Nicolas Maeterlinck

Le parlement flamand approuve la prolongation de l'utilisation du Covid Safe Ticket

Comme les parlements bruxellois et wallon l’avaient déjà fait, le parlement flamand a donné son feu vert mercredi soir à la prolongation de l'utilisation du Covid Safe Ticket (CST), qui devait expirer à la fin du mois. Le décret adopté ne donne pas de date de fin précise, mais il lie celle-ci à la fin de l'"urgence épidémique" au niveau fédéral. Dès que cette situation d'urgence sera terminée, le CST pourra être enterré, ont affirmé les partis de la majorité N-VA, CD&V et Open VLD.

Le décret actuel relatif à l'application du CST en Flandre expire à la fin du mois de janvier. Selon les auteurs Katrien Schryvers (CD&V), Lorin Parys (N-VA) et Freya Saeys (Open VlLD, la cinquième vague actuelle rend nécessaire le maintien temporaire du CST.

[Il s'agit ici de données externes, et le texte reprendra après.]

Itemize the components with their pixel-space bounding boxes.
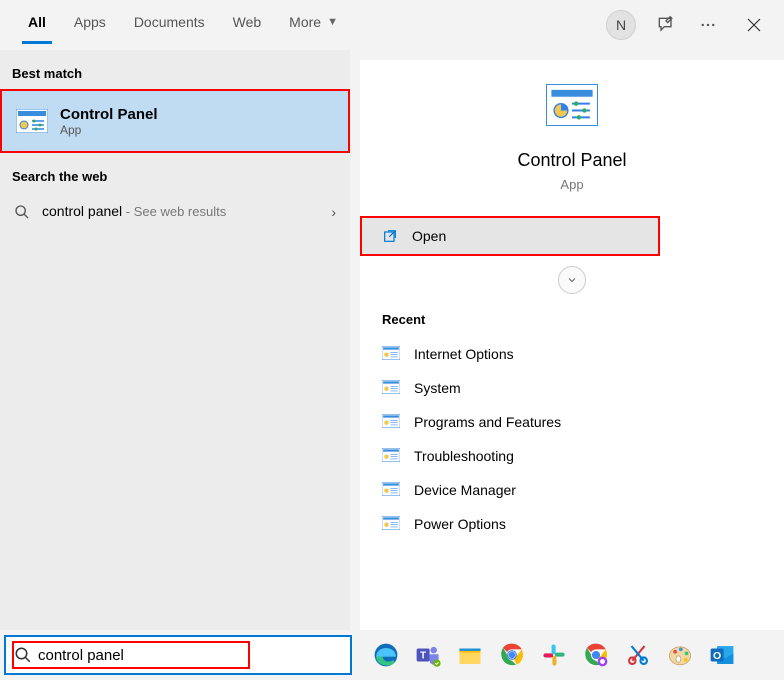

Les auteurs ont souligné qu'il s'agissait d'une prolongation "temporaire". La durée de la prolongation est liée à la durée de l'"urgence épidémique", bien que le gouvernement flamand puisse décider d'intervenir plus tôt à tout moment. Les parlements bruxellois et wallon ont, eux, prolongé l’utilisation du CST jusqu’au 15 avril.

"Espérons que nous n’ayons plus besoin du Covid Safe Ticket dans quelques semaines déjà, parce que nous serons alors en phase jaune du baromètre", déclarait Lorin Parys (photo) ce mercredi.

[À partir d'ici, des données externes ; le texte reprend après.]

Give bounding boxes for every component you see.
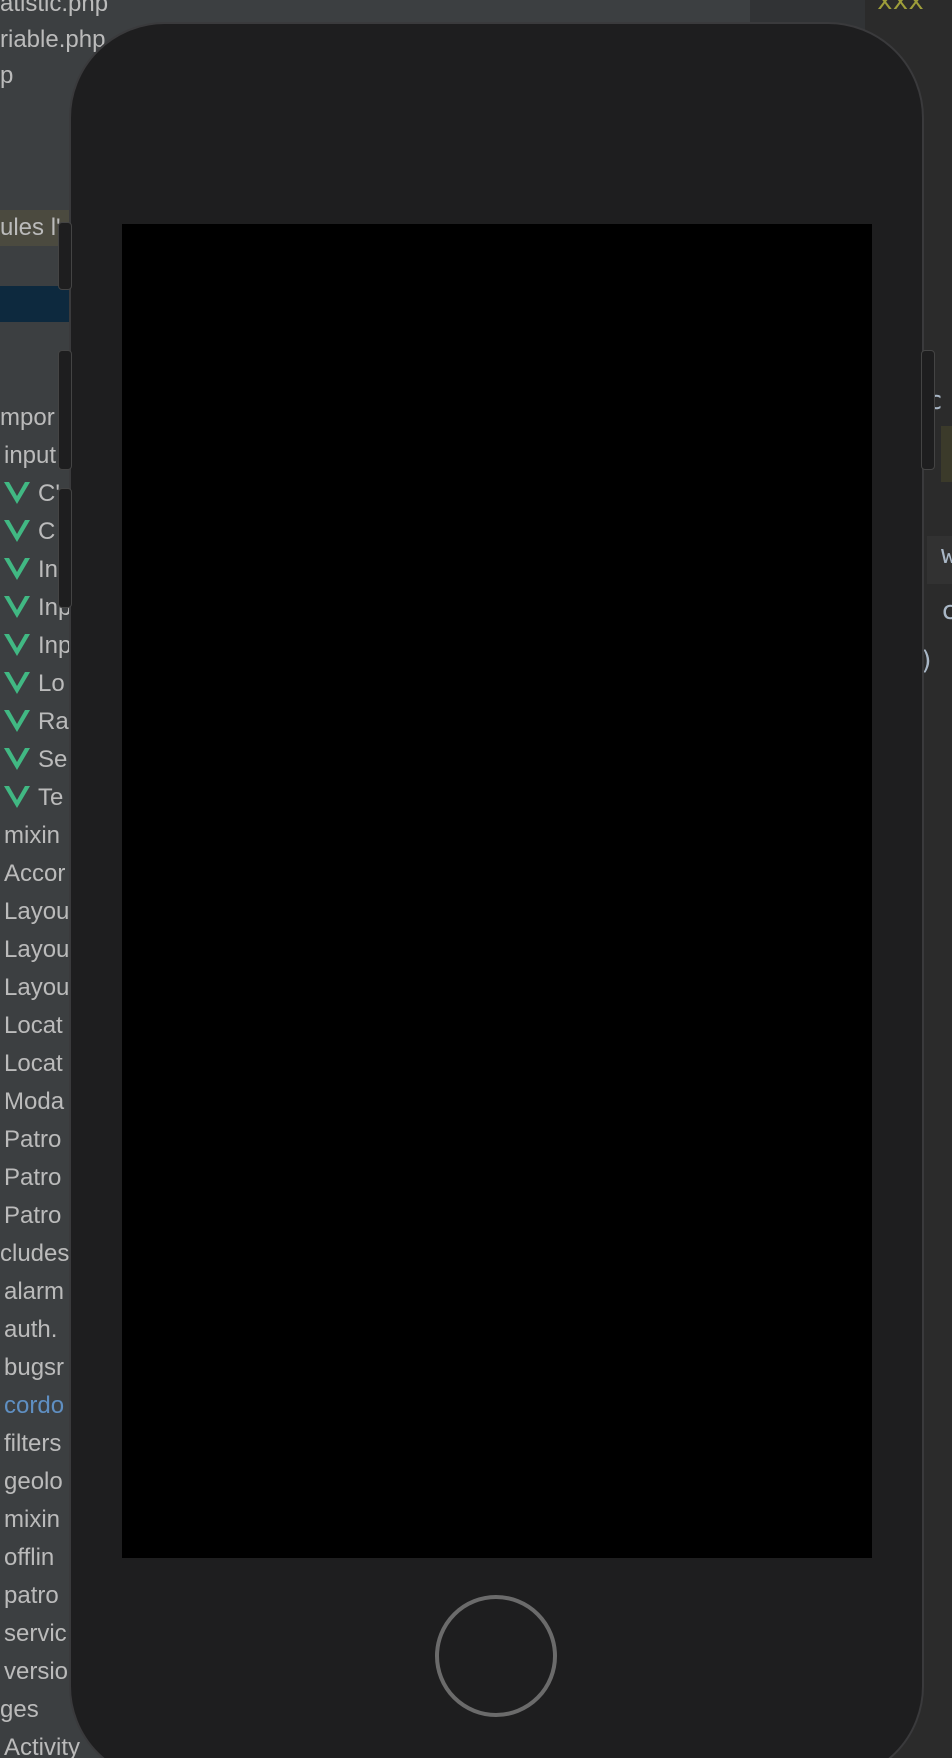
tree-item-label: Locat [4, 1012, 63, 1039]
tree-item[interactable]: Accor [4, 856, 65, 892]
tree-item[interactable]: filters [4, 1426, 61, 1462]
tree-item[interactable]: Layou [4, 932, 69, 968]
tree-item[interactable]: Patro [4, 1160, 61, 1196]
tree-item[interactable]: ges [0, 1692, 39, 1728]
vue-icon [4, 596, 30, 618]
vue-file-item[interactable]: Lo [4, 666, 65, 702]
tree-item-label: Lo [38, 670, 65, 697]
tree-item-label: filters [4, 1430, 62, 1457]
tree-item[interactable]: mixin [4, 818, 60, 854]
tree-item-label: offlin [4, 1544, 55, 1571]
tree-item-label: In [38, 556, 59, 583]
tree-item-label: versio [4, 1658, 69, 1685]
mute-switch[interactable] [58, 222, 72, 290]
volume-up-button[interactable] [58, 350, 72, 470]
tree-item-label: Se [38, 746, 68, 773]
tree-item-label: C [38, 518, 56, 545]
vue-icon [4, 786, 30, 808]
tree-item[interactable]: offlin [4, 1540, 54, 1576]
tree-item[interactable]: versio [4, 1654, 68, 1690]
tree-item-label: geolo [4, 1468, 63, 1495]
tree-item[interactable]: Activity [4, 1730, 80, 1758]
tree-item-label: Layou [4, 974, 70, 1001]
tree-item[interactable]: cludes [0, 1236, 69, 1272]
tree-item-label: patro [4, 1582, 59, 1609]
tree-item-label: Locat [4, 1050, 63, 1077]
vue-file-item[interactable]: In [4, 552, 58, 588]
file-item[interactable]: atistic.php [0, 0, 108, 22]
tree-item-label: bugsr [4, 1354, 65, 1381]
tree-item-label: mixin [4, 1506, 61, 1533]
tree-item[interactable]: patro [4, 1578, 59, 1614]
desktop: atistic.php riable.php p ules l' mpor in… [0, 0, 952, 1758]
folder-item[interactable]: mpor [0, 400, 55, 436]
tree-item[interactable]: input [4, 438, 56, 474]
tree-item-label: Patro [4, 1126, 62, 1153]
tree-item-label: cludes [0, 1240, 70, 1267]
tree-item[interactable]: mixin [4, 1502, 60, 1538]
tree-item-label: ges [0, 1696, 39, 1723]
power-button[interactable] [921, 350, 935, 470]
tree-item-label: alarm [4, 1278, 65, 1305]
tree-item[interactable]: geolo [4, 1464, 63, 1500]
tree-item[interactable]: Locat [4, 1008, 63, 1044]
volume-down-button[interactable] [58, 488, 72, 608]
home-button[interactable] [435, 1595, 557, 1717]
tree-item[interactable]: Locat [4, 1046, 63, 1082]
editor-line: xxx [877, 0, 924, 16]
vue-file-item[interactable]: Ra [4, 704, 69, 740]
tree-item-label: Te [38, 784, 64, 811]
vue-icon [4, 710, 30, 732]
tree-item[interactable]: Layou [4, 894, 69, 930]
tree-item[interactable]: auth. [4, 1312, 57, 1348]
tree-item-label: auth. [4, 1316, 58, 1343]
vue-icon [4, 558, 30, 580]
tree-item[interactable]: Patro [4, 1122, 61, 1158]
tree-item-label: mixin [4, 822, 61, 849]
tree-item-label: Activity [4, 1734, 81, 1758]
line-highlight [941, 426, 952, 482]
selected-row[interactable] [0, 286, 70, 322]
tree-item-label: Layou [4, 898, 70, 925]
tree-item-label: Patro [4, 1202, 62, 1229]
tree-item-label: cordo [4, 1392, 65, 1419]
tree-item-label: Layou [4, 936, 70, 963]
tree-item-label: Ra [38, 708, 69, 735]
vue-icon [4, 672, 30, 694]
file-item[interactable]: p [0, 58, 13, 94]
tree-item[interactable]: alarm [4, 1274, 64, 1310]
vue-file-item[interactable]: Inp [4, 628, 71, 664]
tree-item-label: Accor [4, 860, 66, 887]
tree-item-label: Moda [4, 1088, 65, 1115]
tree-item-label: Patro [4, 1164, 62, 1191]
tree-item[interactable]: bugsr [4, 1350, 64, 1386]
tree-item-label: Inp [38, 632, 72, 659]
file-item[interactable]: riable.php [0, 22, 105, 58]
editor-line: w [941, 540, 952, 570]
vue-file-item[interactable]: Se [4, 742, 67, 778]
vue-file-item[interactable]: C' [4, 476, 60, 512]
tree-item[interactable]: cordo [4, 1388, 64, 1424]
editor-line: c [941, 596, 952, 626]
tree-item[interactable]: Patro [4, 1198, 61, 1234]
vue-icon [4, 482, 30, 504]
vue-icon [4, 634, 30, 656]
tree-item[interactable]: Layou [4, 970, 69, 1006]
tree-item-label: servic [4, 1620, 67, 1647]
tree-item-label: C' [38, 480, 60, 507]
tree-item[interactable]: servic [4, 1616, 67, 1652]
vue-file-item[interactable]: Te [4, 780, 63, 816]
vue-icon [4, 748, 30, 770]
vue-file-item[interactable]: C [4, 514, 55, 550]
tree-item[interactable]: Moda [4, 1084, 64, 1120]
vue-icon [4, 520, 30, 542]
tree-item-label: input [4, 442, 57, 469]
device-screen[interactable] [122, 224, 872, 1558]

Dans l'opposition, le Vlaams Belang et le PVDA ont voté contre l'extension du CST. Le chef de fraction du Vlaams Belang, Chris Janssens (photo), estime que cet instrument est "discriminatoire et qu’il restreint la liberté". Il juge également "incompréhensible et un vrai scandale" qu’il n’y ait pas eu un débat parlementaire de fond sur la prolongation de l’utilisation du CST.

Lise Vandecasteele (PVDA) estime pour sa part que le CST procure un "faux sentiment de sécurité" et qu’il n’y a pas d’arguments légitimes pour en prolonger l’usage.